No Child Left Behind?
Short-changing gifted children

An editorial in the WP awakened in me an old concern about the education of gifted children. In Leave No Gifted Child Behind Susan Goodkin talked about an unintended consequence of the focus on getting all children to meet proficiency standards: the neglect of the special needs of gifted children:

Perhaps these schools, along with the drafters of NCLB, labor under the misconception that gifted students will fare well academically regardless of whether their special learning needs are met. Ironically, included in the huge body of evidence disproving this notion are my state's standardized test scores -- the very test scores at the heart of the No Child Left Behind Act. Reflecting the schools' inattention to high performers, they show that students achieving "advanced" math scores early in elementary school all too frequently regress to merely "proficient" scores by the end.

No one could be more dedicated to giving all children true educational opportunity--especially the poor.
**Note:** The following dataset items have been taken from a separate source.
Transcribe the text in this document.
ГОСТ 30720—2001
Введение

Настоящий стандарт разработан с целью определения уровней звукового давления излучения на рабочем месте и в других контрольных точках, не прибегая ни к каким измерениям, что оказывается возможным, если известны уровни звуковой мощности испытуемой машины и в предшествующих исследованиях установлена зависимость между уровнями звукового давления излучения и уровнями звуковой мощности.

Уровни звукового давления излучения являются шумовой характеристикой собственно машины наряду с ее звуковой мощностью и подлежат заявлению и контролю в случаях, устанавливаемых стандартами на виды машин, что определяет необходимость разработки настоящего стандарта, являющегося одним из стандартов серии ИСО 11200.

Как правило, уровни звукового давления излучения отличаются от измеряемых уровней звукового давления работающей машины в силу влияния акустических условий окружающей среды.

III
However, I have personally witnessed the devastating impact of the failure to meet the special needs of one gifted child: my daughter.

She began her elementary education a year early in a school that provided the means for all children to work at their own pace. The problem is that she got very far above grade level, and then we moved. She started second grade in a conventional school, which had a program for gifted children that only provided a few hours a week for arts and crafts.

After a few weeks, she came to me crying and asking why she had to go to school, since she wasn't learning anything new. The only answer I could give her was that it was the law. Skipping a grade level would have made her two years younger than her classmates.

Fortunately, we could move to a different school district that had individualized instruction. Otherwise, she would have learned to hate school and feel like a freak. How many children like her do we sacrifice? How many parents are left with no alternatives?